Il parut, à ma connaissance, durant le dernier siècle, cinq recueils, pour le moins, portant le titre de Revue Rétrospective : la première, celle de Taschereau, publia, en ses trois séries et ses vingt volumes, de 1833 à 1838, d’admirables documents, révélateurs surtout des mœurs passées, touchant plus à la chronique qu’à l’histoire, ouvrant par là les voies à cette forme nouvelle qui ne sera plus l’histoire académique, et s’efforcera d’atteindre à la fois plus de vérité et plus de réalité. La seconde, qui eut aussi Taschereau pour éditeur, portait pour sous-titre : Archives secrètes du dernier gouvernement. Elle parut en 1848 et renferma presque uniquement des papiers volés aux Tuileries. Elle fut quelque chose d’analogue à la publication des Papiers de la Famille Impériale qu’organisa, en 1870, le gouvernement de la Défense nationale. Seulement, entre Taschereau et les publicateurs des papiers des Tuileries, il y avait cette différence que ceux-ci cherchaient des armes contre l’Empire et s’efforçaient à découvrir des lettres intimes qui le déshonorassent, tandis que celui-là mettait au jour aussi bien ce qui était pour que ce qui était contre le régime de Juillet. Et ainsi advint-il qu’un certain numéro de ladite Revue Rétrospective éclata comme une bombe sous le fauteuil du président du club de la Révolution, le citoyen Blanqui, et que de là sortirent des luttes quasi fratricides entre les apôtres de la Révolution sociale, dont plusieurs, et non des moindres, se trouvaient convaincus d’avoir touché de l’argent pour leurs excellents rapports avec M. le préfet de police.

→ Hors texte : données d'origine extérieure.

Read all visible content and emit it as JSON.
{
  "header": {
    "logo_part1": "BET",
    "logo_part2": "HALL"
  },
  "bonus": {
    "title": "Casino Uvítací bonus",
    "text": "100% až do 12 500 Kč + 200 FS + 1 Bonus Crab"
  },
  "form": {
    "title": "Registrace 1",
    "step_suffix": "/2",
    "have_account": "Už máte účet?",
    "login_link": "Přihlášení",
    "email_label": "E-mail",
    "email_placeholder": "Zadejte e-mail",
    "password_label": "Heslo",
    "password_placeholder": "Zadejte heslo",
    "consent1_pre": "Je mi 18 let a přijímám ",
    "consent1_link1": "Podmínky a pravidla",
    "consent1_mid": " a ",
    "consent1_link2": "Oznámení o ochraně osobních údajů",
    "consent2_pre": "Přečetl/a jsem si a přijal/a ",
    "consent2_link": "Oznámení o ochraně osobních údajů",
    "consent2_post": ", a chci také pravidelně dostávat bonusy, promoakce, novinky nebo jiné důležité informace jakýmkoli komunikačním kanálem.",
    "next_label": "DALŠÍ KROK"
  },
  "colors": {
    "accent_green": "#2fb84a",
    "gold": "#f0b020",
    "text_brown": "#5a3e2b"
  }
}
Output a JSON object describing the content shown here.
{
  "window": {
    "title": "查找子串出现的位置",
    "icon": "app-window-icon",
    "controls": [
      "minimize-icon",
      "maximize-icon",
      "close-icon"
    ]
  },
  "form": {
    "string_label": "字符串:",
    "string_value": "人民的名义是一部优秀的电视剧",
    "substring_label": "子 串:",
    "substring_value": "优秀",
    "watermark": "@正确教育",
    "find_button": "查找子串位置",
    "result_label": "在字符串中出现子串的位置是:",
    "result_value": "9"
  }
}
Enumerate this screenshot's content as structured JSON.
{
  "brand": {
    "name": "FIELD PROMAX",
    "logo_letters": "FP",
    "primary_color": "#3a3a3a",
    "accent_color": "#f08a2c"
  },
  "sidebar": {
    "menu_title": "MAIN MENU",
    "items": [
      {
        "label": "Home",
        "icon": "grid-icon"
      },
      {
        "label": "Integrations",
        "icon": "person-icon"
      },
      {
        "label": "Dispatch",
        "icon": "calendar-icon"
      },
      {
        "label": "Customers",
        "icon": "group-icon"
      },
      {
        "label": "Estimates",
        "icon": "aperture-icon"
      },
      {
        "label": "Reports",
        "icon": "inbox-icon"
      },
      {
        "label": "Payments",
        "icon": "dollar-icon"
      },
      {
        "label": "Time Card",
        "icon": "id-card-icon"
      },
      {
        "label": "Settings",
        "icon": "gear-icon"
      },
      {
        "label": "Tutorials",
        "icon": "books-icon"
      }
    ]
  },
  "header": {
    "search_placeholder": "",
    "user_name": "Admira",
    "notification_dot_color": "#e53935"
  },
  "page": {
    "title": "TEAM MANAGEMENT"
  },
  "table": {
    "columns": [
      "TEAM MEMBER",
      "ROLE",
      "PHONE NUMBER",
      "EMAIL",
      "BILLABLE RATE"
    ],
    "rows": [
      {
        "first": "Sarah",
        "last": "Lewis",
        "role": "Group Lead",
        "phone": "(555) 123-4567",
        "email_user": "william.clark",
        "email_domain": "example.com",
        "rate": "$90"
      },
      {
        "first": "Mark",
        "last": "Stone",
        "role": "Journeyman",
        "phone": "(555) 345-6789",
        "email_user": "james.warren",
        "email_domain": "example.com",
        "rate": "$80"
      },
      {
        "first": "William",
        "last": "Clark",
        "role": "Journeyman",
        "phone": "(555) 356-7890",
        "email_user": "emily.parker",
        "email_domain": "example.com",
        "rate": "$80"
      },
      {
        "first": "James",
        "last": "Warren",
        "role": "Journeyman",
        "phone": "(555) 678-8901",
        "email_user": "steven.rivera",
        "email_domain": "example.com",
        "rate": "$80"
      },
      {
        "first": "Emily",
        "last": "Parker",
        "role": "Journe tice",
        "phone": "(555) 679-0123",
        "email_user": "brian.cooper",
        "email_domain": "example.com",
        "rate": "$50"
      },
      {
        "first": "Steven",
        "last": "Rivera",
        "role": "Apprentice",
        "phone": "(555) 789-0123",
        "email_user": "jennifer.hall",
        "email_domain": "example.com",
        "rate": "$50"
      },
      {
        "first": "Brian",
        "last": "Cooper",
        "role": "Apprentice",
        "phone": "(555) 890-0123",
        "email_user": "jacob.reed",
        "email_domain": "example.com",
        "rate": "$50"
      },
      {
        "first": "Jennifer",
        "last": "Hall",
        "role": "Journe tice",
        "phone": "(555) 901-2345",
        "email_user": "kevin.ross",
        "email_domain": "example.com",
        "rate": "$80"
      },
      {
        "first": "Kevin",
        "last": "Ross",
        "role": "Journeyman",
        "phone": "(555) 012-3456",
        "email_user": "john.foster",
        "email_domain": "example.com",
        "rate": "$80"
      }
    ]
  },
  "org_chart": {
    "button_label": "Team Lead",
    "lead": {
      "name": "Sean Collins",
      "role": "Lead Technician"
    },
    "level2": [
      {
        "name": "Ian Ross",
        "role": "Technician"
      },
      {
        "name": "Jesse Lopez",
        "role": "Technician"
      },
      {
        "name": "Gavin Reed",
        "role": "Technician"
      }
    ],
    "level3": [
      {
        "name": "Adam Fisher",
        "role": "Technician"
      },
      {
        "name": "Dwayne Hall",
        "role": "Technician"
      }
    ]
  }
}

La troisième Revue Rétrospective fut une personne modeste et qui n’a point d’histoire. Eut-elle d’ailleurs plus d’un numéro, j’en doute. Elle parut au moins une fois, sur un papier qui avait l’air de venir de Hollande, sous une couverture à escargots tout à fait sympathique. Elle avait pour rédacteur, en chef et peut-être unique, un brave garçon appelé Abel d’Avrecourt, qui ne manquait point d’esprit, faisait des vers à la Millaud ou à la Jollivet, et collaborait, je crois, au Figaro. Voici bien des années que je n’ouïs parler de lui et, en ces temps lointains, il était terriblement goutteux : qu’est-il devenu ?

La quatrième Revue Rétrospective, tout au contraire de la troisième, eut une longue existence et qui ne fut point tourmentée ; lorsqu’elle eut terminé son vingtième volume, elle cessa sa publication, mais pour reparaître, après quelques mois, sous couverture saumon, comme Nouvelle Revue Rétrospective, et fournir encore vingt volumes. Sauf un temps très court où M. Paul Collin, qui l’avait imaginée et créée, adjoignit comme co-rédacteur M. Georges Bertin, elle vécut sous la direction unique de son fondateur, lequel avait l’art de se faire ouvrir les armoires les mieux closes et déterrait des documents précieux dans des demeures bourgeoises où nul ne se fut imaginé qu’on pût en rencontrer.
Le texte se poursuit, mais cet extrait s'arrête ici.